她看了一眼完好无损的秦殊三人和跟着黎妄的那两个人,苦笑着摇摇头,“你说的对,我们不应该跟进来的。”
另一侧的何怿身上也负了伤,和陆柔柔靠在一起,见状差了一句,“可已经到这里了,已经没有反悔的余地了。”
时铃站起来,那受伤的腿还在颤抖,额上也因为这个动作沁出一层层冷汗,但她面上却挂了一抹淡笑,“你说的对,现在我们不能再分散了,单打独斗,咱们不是暴怒部下的对手。”
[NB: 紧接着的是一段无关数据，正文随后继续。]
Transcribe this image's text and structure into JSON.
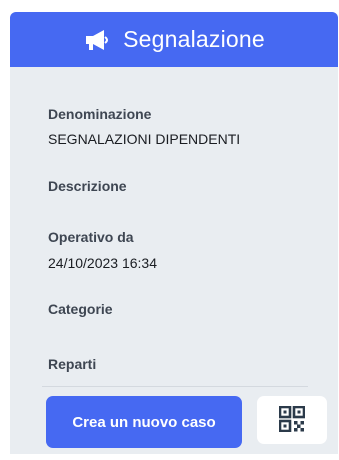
{
  "header": {
    "title": "Segnalazione",
    "icon": "megaphone-icon",
    "color": "#4669f2"
  },
  "fields": [
    {
      "label": "Denominazione",
      "value": "SEGNALAZIONI DIPENDENTI"
    },
    {
      "label": "Descrizione",
      "value": ""
    },
    {
      "label": "Operativo da",
      "value": "24/10/2023 16:34"
    },
    {
      "label": "Categorie",
      "value": ""
    },
    {
      "label": "Reparti",
      "value": ""
    }
  ],
  "actions": {
    "create_label": "Crea un nuovo caso",
    "qr_icon": "qr-code-icon"
  }
}
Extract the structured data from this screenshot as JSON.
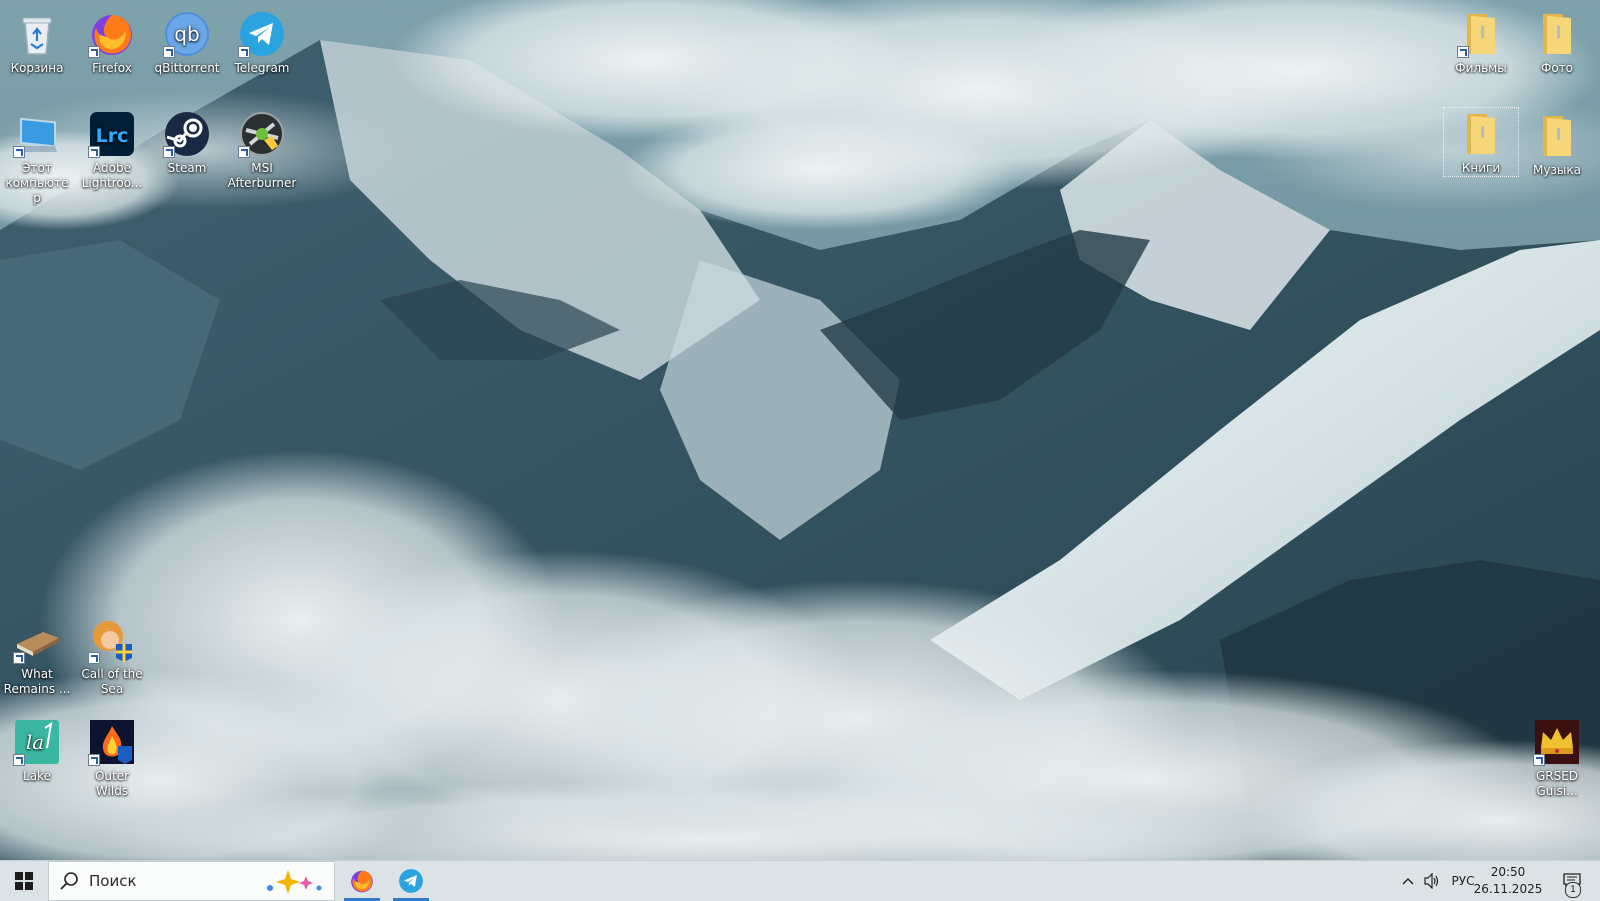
{
  "desktop": {
    "icons": [
      {
        "label": "Корзина"
      },
      {
        "label": "Firefox"
      },
      {
        "label": "qBittorrent"
      },
      {
        "label": "Telegram"
      },
      {
        "label": "Этот компьютер"
      },
      {
        "label": "Adobe Lightroo..."
      },
      {
        "label": "Steam"
      },
      {
        "label": "MSI Afterburner"
      },
      {
        "label": "What Remains ..."
      },
      {
        "label": "Call of the Sea"
      },
      {
        "label": "Lake"
      },
      {
        "label": "Outer Wilds"
      },
      {
        "label": "Фильмы"
      },
      {
        "label": "Фото"
      },
      {
        "label": "Книги"
      },
      {
        "label": "Музыка"
      },
      {
        "label": "GRSED Guisi..."
      }
    ]
  },
  "taskbar": {
    "search_placeholder": "Поиск",
    "pinned_apps": [
      "Firefox",
      "Telegram"
    ],
    "language": "РУС",
    "time": "20:50",
    "date": "26.11.2025",
    "notification_count": "1"
  },
  "colors": {
    "taskbar_bg": "#dbe3e6",
    "active_indicator": "#3578c6",
    "folder_yellow": "#f2cf63"
  }
}
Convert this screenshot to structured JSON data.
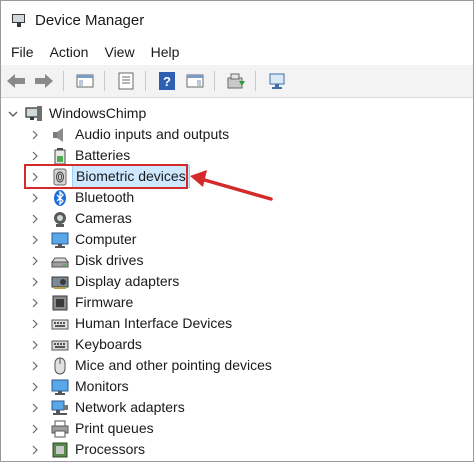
{
  "window": {
    "title": "Device Manager"
  },
  "menu": [
    "File",
    "Action",
    "View",
    "Help"
  ],
  "tree": {
    "root": "WindowsChimp",
    "items": [
      {
        "label": "Audio inputs and outputs",
        "icon": "speaker-icon"
      },
      {
        "label": "Batteries",
        "icon": "battery-icon"
      },
      {
        "label": "Biometric devices",
        "icon": "fingerprint-icon",
        "selected": true
      },
      {
        "label": "Bluetooth",
        "icon": "bluetooth-icon"
      },
      {
        "label": "Cameras",
        "icon": "camera-icon"
      },
      {
        "label": "Computer",
        "icon": "computer-icon"
      },
      {
        "label": "Disk drives",
        "icon": "disk-drive-icon"
      },
      {
        "label": "Display adapters",
        "icon": "display-adapter-icon"
      },
      {
        "label": "Firmware",
        "icon": "firmware-icon"
      },
      {
        "label": "Human Interface Devices",
        "icon": "hid-icon"
      },
      {
        "label": "Keyboards",
        "icon": "keyboard-icon"
      },
      {
        "label": "Mice and other pointing devices",
        "icon": "mouse-icon"
      },
      {
        "label": "Monitors",
        "icon": "monitor-icon"
      },
      {
        "label": "Network adapters",
        "icon": "network-adapter-icon"
      },
      {
        "label": "Print queues",
        "icon": "printer-icon"
      },
      {
        "label": "Processors",
        "icon": "processor-icon"
      }
    ]
  },
  "colors": {
    "annotation": "#d32a2a",
    "selection": "#cde8ff",
    "accent": "#1e6fd9"
  }
}
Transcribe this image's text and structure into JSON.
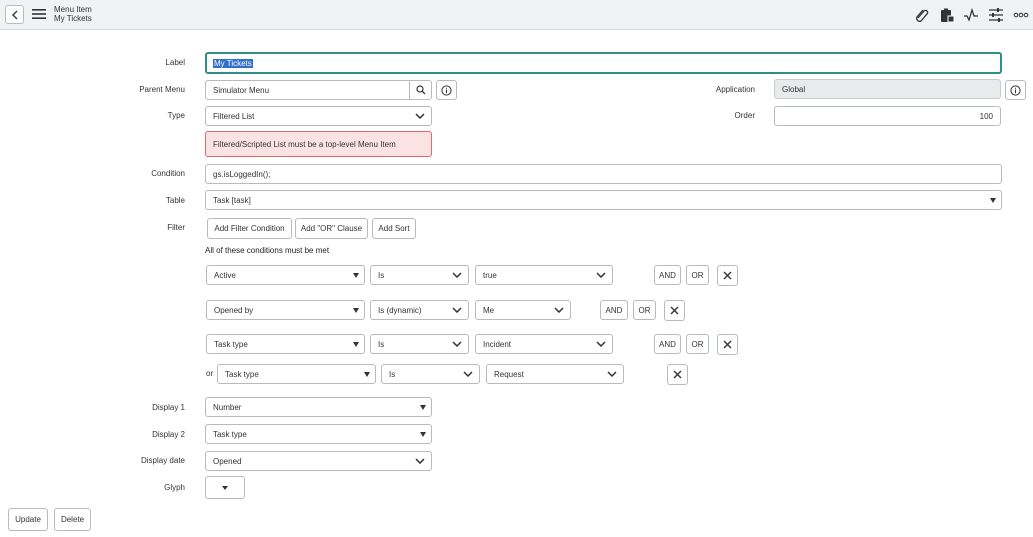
{
  "header": {
    "record_type": "Menu Item",
    "record_name": "My Tickets",
    "icons": [
      "back-icon",
      "hamburger-menu-icon",
      "attachment-icon",
      "clipboard-icon",
      "activity-icon",
      "settings-sliders-icon",
      "more-icon"
    ]
  },
  "form": {
    "label": {
      "label": "Label",
      "value": "My Tickets"
    },
    "parent_menu": {
      "label": "Parent Menu",
      "value": "Simulator Menu"
    },
    "application": {
      "label": "Application",
      "value": "Global"
    },
    "type": {
      "label": "Type",
      "value": "Filtered List"
    },
    "order": {
      "label": "Order",
      "value": "100"
    },
    "error_message": "Filtered/Scripted List must be a top-level Menu Item",
    "condition": {
      "label": "Condition",
      "value": "gs.isLoggedIn();"
    },
    "table": {
      "label": "Table",
      "value": "Task [task]"
    },
    "filter": {
      "label": "Filter",
      "buttons": {
        "add_condition": "Add Filter Condition",
        "add_or": "Add \"OR\" Clause",
        "add_sort": "Add Sort"
      },
      "heading": "All of these conditions must be met",
      "rows": [
        {
          "field": "Active",
          "operator": "Is",
          "value": "true"
        },
        {
          "field": "Opened by",
          "operator": "Is (dynamic)",
          "value": "Me"
        },
        {
          "field": "Task type",
          "operator": "Is",
          "value": "Incident"
        },
        {
          "prefix": "or",
          "field": "Task type",
          "operator": "Is",
          "value": "Request"
        }
      ],
      "and_label": "AND",
      "or_label": "OR"
    },
    "display1": {
      "label": "Display 1",
      "value": "Number"
    },
    "display2": {
      "label": "Display 2",
      "value": "Task type"
    },
    "display_date": {
      "label": "Display date",
      "value": "Opened"
    },
    "glyph": {
      "label": "Glyph"
    }
  },
  "actions": {
    "update": "Update",
    "delete": "Delete"
  },
  "colors": {
    "focus_border": "#2f8f87",
    "error_bg": "#fce3e3",
    "error_border": "#e06a6a",
    "selection": "#2f6fcf"
  }
}
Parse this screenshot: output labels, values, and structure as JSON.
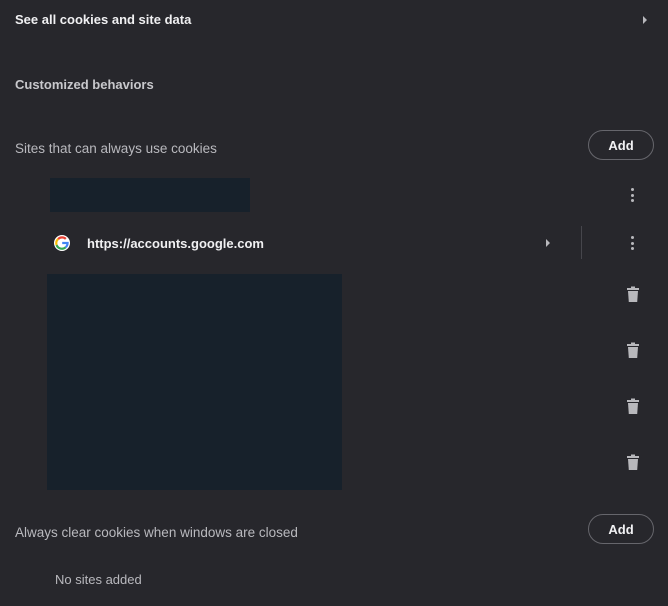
{
  "see_all": {
    "label": "See all cookies and site data",
    "icon": "chevron-right-icon"
  },
  "customized": {
    "title": "Customized behaviors"
  },
  "allow_section": {
    "title": "Sites that can always use cookies",
    "add_label": "Add",
    "sites": [
      {
        "url": "https://accounts.google.com",
        "icon": "google-favicon-icon"
      }
    ]
  },
  "clear_section": {
    "title": "Always clear cookies when windows are closed",
    "add_label": "Add",
    "empty_text": "No sites added"
  },
  "colors": {
    "background": "#27272c",
    "redacted": "#17212b",
    "text": "#f0f0f2",
    "muted_text": "#b9b9be"
  }
}
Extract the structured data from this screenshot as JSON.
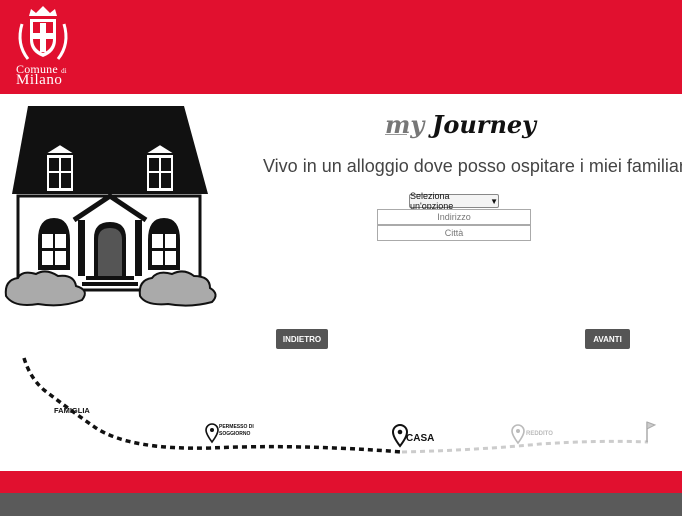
{
  "header": {
    "logo_line1": "Comune",
    "logo_line1_small": "di",
    "logo_line2": "Milano",
    "brand_color": "#e1102f"
  },
  "main": {
    "title_my": "my",
    "title_journey": "Journey",
    "question": "Vivo in un alloggio dove posso ospitare i miei familiari",
    "select_value": "Seleziona un'opzione",
    "address_placeholder": "Indirizzo",
    "city_placeholder": "Città"
  },
  "nav": {
    "back_label": "INDIETRO",
    "next_label": "AVANTI"
  },
  "journey": {
    "steps": [
      {
        "label": "FAMIGLIA",
        "state": "done"
      },
      {
        "label_line1": "PERMESSO DI",
        "label_line2": "SOGGIORNO",
        "state": "done",
        "icon": "map-pin-icon"
      },
      {
        "label": "CASA",
        "state": "current",
        "icon": "map-pin-icon"
      },
      {
        "label": "REDDITO",
        "state": "todo",
        "icon": "map-pin-icon"
      },
      {
        "label": "",
        "state": "todo",
        "icon": "finish-flag-icon"
      }
    ]
  },
  "footer": {
    "red": "#e1102f",
    "grey": "#5a5a5a"
  }
}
提到暴怒,时铃脸色更苍白了几分,众人也陷入一种诡异的沉默中。
是啊,还有暴怒呢,现在只是暴怒的部下就足以让他们全军覆没。
张桐和刘升维这两人倒是惊色不多,但直到这个时候,他俩才意识到了秦殊的可怕。
灾厄的可怕是他们所意想不到的,而秦殊无论如何是进入过灾厄之地的。
这两人对视一眼,都从彼此的眼里看到了劫后余生。
若是当时秦殊被他俩激怒,估计碾死他们也只需要动动手指头。
庆幸秦殊的脾气比他当年在逐鹿要强的多。
当年的秦殊臭名远扬,手底下的兵一个赛一个狠辣,是不少人的眼中钉肉中刺,可当时的逐鹿首领任迁一直在桃花源的压力下力保他。
而他做过的最出挑的一件事,是海港船舰案。
那是灾厄降临后的第四年,也是人类纪元的倒数第四年。
拟态灾厄第一次出现的人前,在发觉他的不同时,主指挥秦殊干脆利落的下令,派人带着异能制作出的炸弹潜入海底放上炸弹,让整艘船舰上的五十多号人陪着那只拟态灾厄和三四只a级灾厄,一堆低级触魔一起赴死。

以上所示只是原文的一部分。